Editorial: What's Left After the Election?

New Socialist Magazine, January/February 2001

Another Liberal majority government. With about 6 in 10 registered voters actually voting - the lowest turnout in 75 years - the Liberals took just under 41% of the popular vote (up almost 3% from the 1997 federal election). While many people breathed a sigh of relief that the Canadian Alliance failed to make the major breakthrough heralded by its fans at the NATIONAL POST, the fact remains that such a hard right-wing party did take 25.5% of the vote (6% more than the Reform Party in 1997).

The specter of the Alliance was one of the reasons that the New Democratic Party's vote was a pathetic 8.5% (down from the feeble 11% in 1997). Some who might have voted NDP accepted the idea that the way to stop Stockwell Day's crusade was to vote Liberal, a road paved by earlier calls on the Left for "tactical voting" (for instance, voting Liberal to unseat Harris's Tories in Ontario in 1999). But many working-class and young people just didn't vote at all.

Bad jobs, growing poverty, less access to Employment Insurance and welfare, declining health care, higher university and college tuition fees, stricter immigration controls and other inhumane developments of recent years didn't lead to more votes for the NDP. Instead, the NDP's decline continued. Why?

The decline of the NDP has been fueled by its drift into neo-liberalism, the right-wing ideology of global free markets and "fiscal responsibility." As a result, the NDP is hard to distinguish from the masks of moderation worn by the federal Liberals and Tories in the recent election. Much post-election discussion on the Left about the fate of the NDP, including the call by Buzz Hargrove of the Canadian Auto Workers for a task force on the party's future, recognizes this rather obvious fact.
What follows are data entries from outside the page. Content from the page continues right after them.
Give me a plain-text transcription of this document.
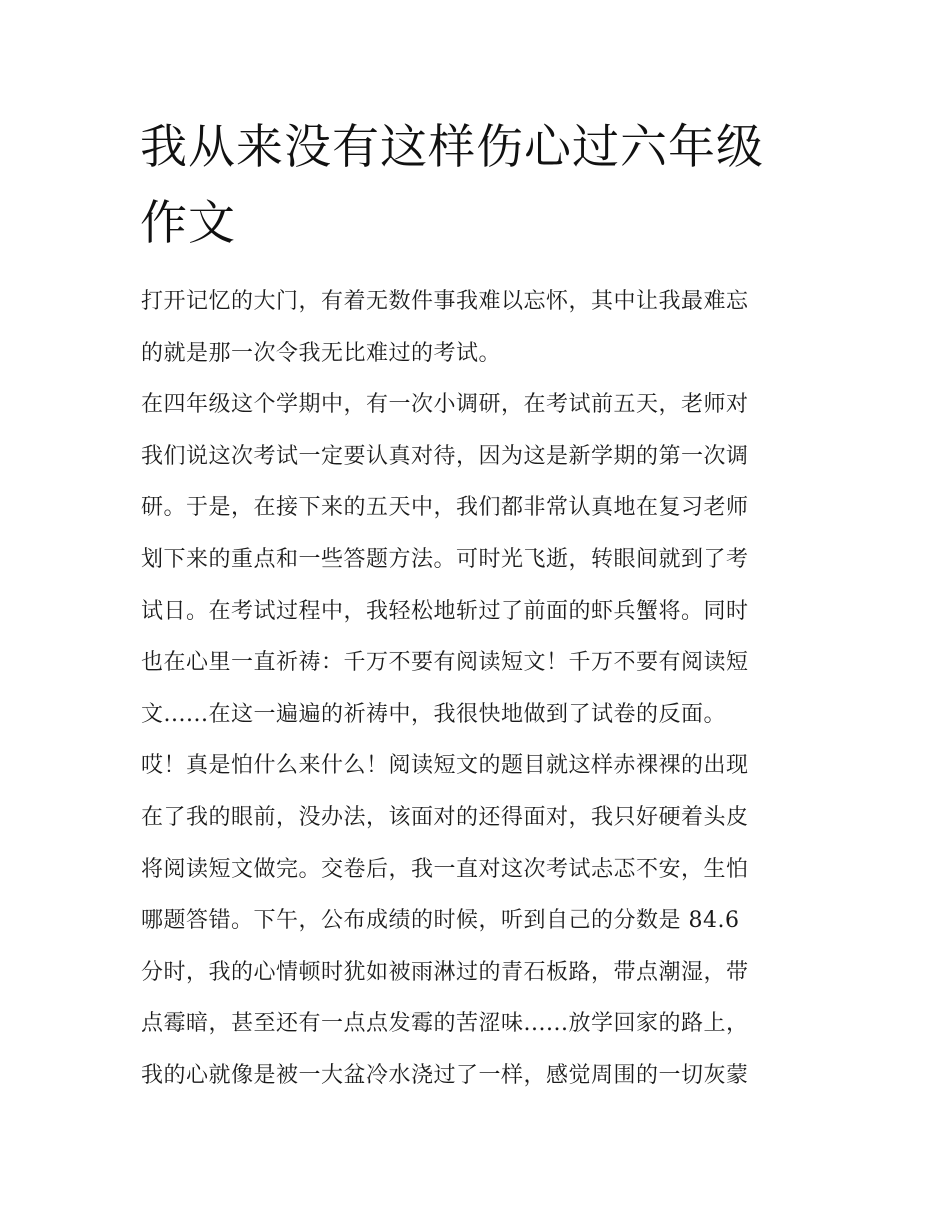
我从来没有这样伤心过六年级
作文
打开记忆的大门，有着无数件事我难以忘怀，其中让我最难忘
的就是那一次令我无比难过的考试。
在四年级这个学期中，有一次小调研，在考试前五天，老师对
我们说这次考试一定要认真对待，因为这是新学期的第一次调
研。于是，在接下来的五天中，我们都非常认真地在复习老师
划下来的重点和一些答题方法。可时光飞逝，转眼间就到了考
试日。在考试过程中，我轻松地斩过了前面的虾兵蟹将。同时
也在心里一直祈祷：千万不要有阅读短文！千万不要有阅读短
文......在这一遍遍的祈祷中，我很快地做到了试卷的反面。
哎！真是怕什么来什么！阅读短文的题目就这样赤裸裸的出现
在了我的眼前，没办法，该面对的还得面对，我只好硬着头皮
将阅读短文做完。交卷后，我一直对这次考试忐忑不安，生怕
哪题答错。下午，公布成绩的时候，听到自己的分数是 84.6
分时，我的心情顿时犹如被雨淋过的青石板路，带点潮湿，带
点霉暗，甚至还有一点点发霉的苦涩味......放学回家的路上，
我的心就像是被一大盆冷水浇过了一样，感觉周围的一切灰蒙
Is the solution for activists and radicals to join the NDP and push it to adopt anti-corporate policies? We at NEW SOCIALIST don't think so. We think the NDP's decline has deeper roots than its adoption of neo-liberal policies and the implementation of them by NDP provincial governments. Regardless of the policies it has held at any particular time, the NDP's social democratic politics have always been about getting people to vote for its candidates, not helping people to organize and educate themselves to fight for their needs. For the NDP, time outside election campaigns is, in the words of NDP MP Bill Blaikie, "the off season." Those of us who look to action on the job and in the streets to win changes from capitalists and the state can't afford such complacency.

Because the NDP understands the world in much the same way as the other political parties and is organized as an election machine, it can do little to resist capital's drive to lower people's expectations and convince workers to identify their interests with those of their bosses (although some NDP members are active in resisting the onslaught). As a result, the NDP is simply not effective at challenging the Liberals, the Alliance and the Tories, let alone advancing the new politics of solidarity and struggle that are so badly needed.

There are many ways to develop these new politics. No new Left will be successful without innovative workplace and community organizing that builds working-class power. But without political organizations that can help activists from different sectors to clarify their ideas and promote anti-capitalist politics in society, the NDP will retain its monopoly by default. For this reason, NEW SOCIALIST supports the fledgling Rebuilding the Left initiatives that began last year in several cities in English Canada.

The mass protests in Quebec City in April against the Free Trade Area of the Americas (FTAA) will rightly be the focus of much attention in early 2001. This will be an important event for the global justice movement that has captured the attention and imagination of many since the "Battle of Seattle." We urge our readers to not only participate in whatever way you can, but to make sure that an opportunity to build a larger and better-organized anti-capitalist Left is not wasted.